Anche per RoadHouse il dato aggregato (tra gestione diretta e franchising) mostra un limitato recupero nel 2021, ma i 112 milioni di ricavi sono ben lontani dai 190 milioni del 2019. Ottima, invece, la reattività de La Piadineria (controllata da Permira) che, probabilmente grazie a un modello di business più flessibile e agli investimenti in piena pandemia, nel 2021 raggiunge il quarto posto in classifica con 89 milioni di fatturato e un’ottima marginalità (ebitda al 25%), avvicinandosi, pur non raggiungendola, alla performance 2019 di 98 milioni. Scivola, invece, in quinta posizione, nell’elaborazione curata dall’Ufficio Studi Pambianco, My Chef Ristorazione, probabilmente ancora penalizzata da alcune limitazioni nei viaggi. Se il 2020 aveva visto una caduta a 94 milioni di fatturato (-44% rispetto ai 169 milioni del 2019), il 2021 è ancora in contrazione con ricavi a 72 milioni (anche se con ebitda salita al 5%).

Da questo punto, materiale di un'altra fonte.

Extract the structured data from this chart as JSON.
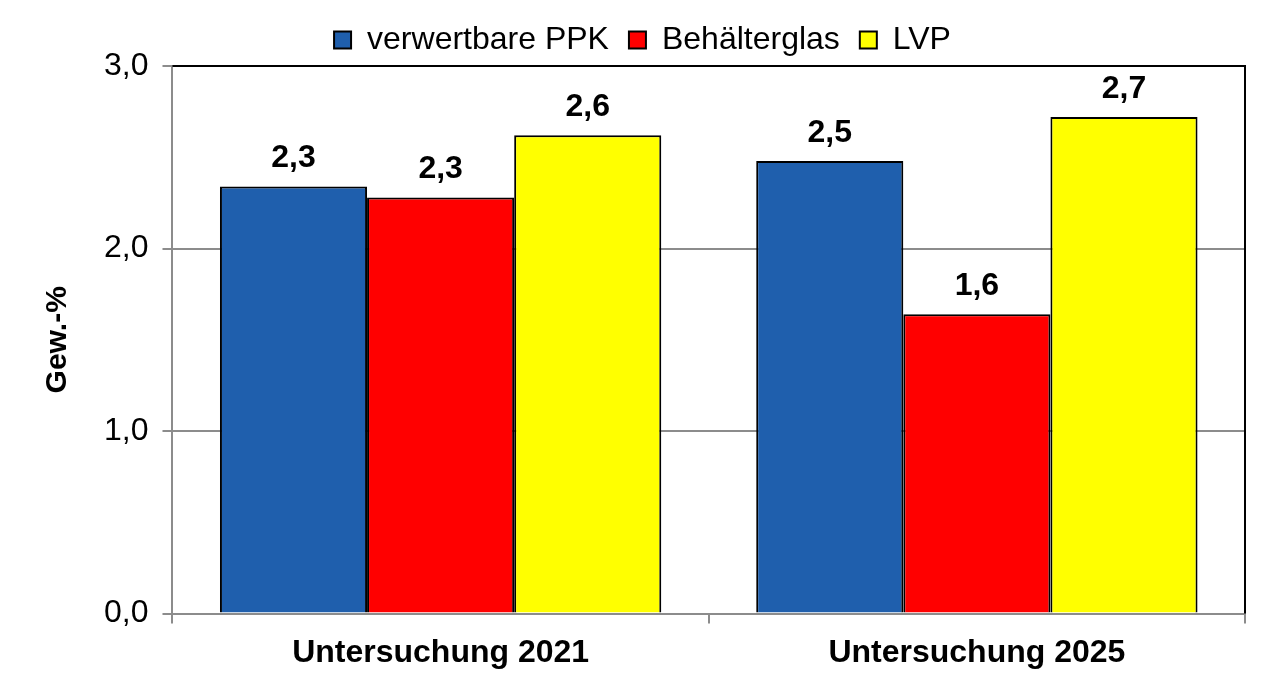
{
  "chart_data": {
    "type": "bar",
    "categories": [
      "Untersuchung 2021",
      "Untersuchung 2025"
    ],
    "series": [
      {
        "name": "verwertbare PPK",
        "color": "#1f5fad",
        "values": [
          2.34,
          2.48
        ],
        "value_labels": [
          "2,3",
          "2,5"
        ]
      },
      {
        "name": "Behälterglas",
        "color": "#ff0000",
        "values": [
          2.28,
          1.64
        ],
        "value_labels": [
          "2,3",
          "1,6"
        ]
      },
      {
        "name": "LVP",
        "color": "#ffff00",
        "values": [
          2.62,
          2.72
        ],
        "value_labels": [
          "2,6",
          "2,7"
        ]
      }
    ],
    "ylabel": "Gew.-%",
    "ylim": [
      0,
      3
    ],
    "yticks": [
      {
        "value": 0,
        "label": "0,0"
      },
      {
        "value": 1,
        "label": "1,0"
      },
      {
        "value": 2,
        "label": "2,0"
      },
      {
        "value": 3,
        "label": "3,0"
      }
    ],
    "grid": "y",
    "legend": "top"
  }
}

Concludendo, i numeri dimostrano che il 2022 sarà l’anno in cui si delineeranno scenari dove chi sarà stato in grado di reagire alla crisi e trovare nuovi stimoli, potrà rilanciare la propria attività e tornare a crescere. “Con un percorso di risalita più lento -osserva Alessio Candi, consulting e mergers & acquisitions director Pambianco - riprenderà anche il tema della concentrazione dei format. E per un mercato sempre più grande, i player sono ancora in evoluzione”. Uno scenario che vede anche il fine dining italiano meno dinamico rispetto ai competitor o ad altri contesti internazionali. “Abbiamo opportunità più grandi di quello che siamo oggi - aggiunge Candi - perché oggi, nonostante il know how e la tradizione, la dimensione media dei gruppi italiani è ancora molto piccola rispetto a format di altri paesi che arrivano a generare ricavi per centinaia di milioni. Ecco, in Italia finora nessuno è riuscito a scalare in ambito globale”.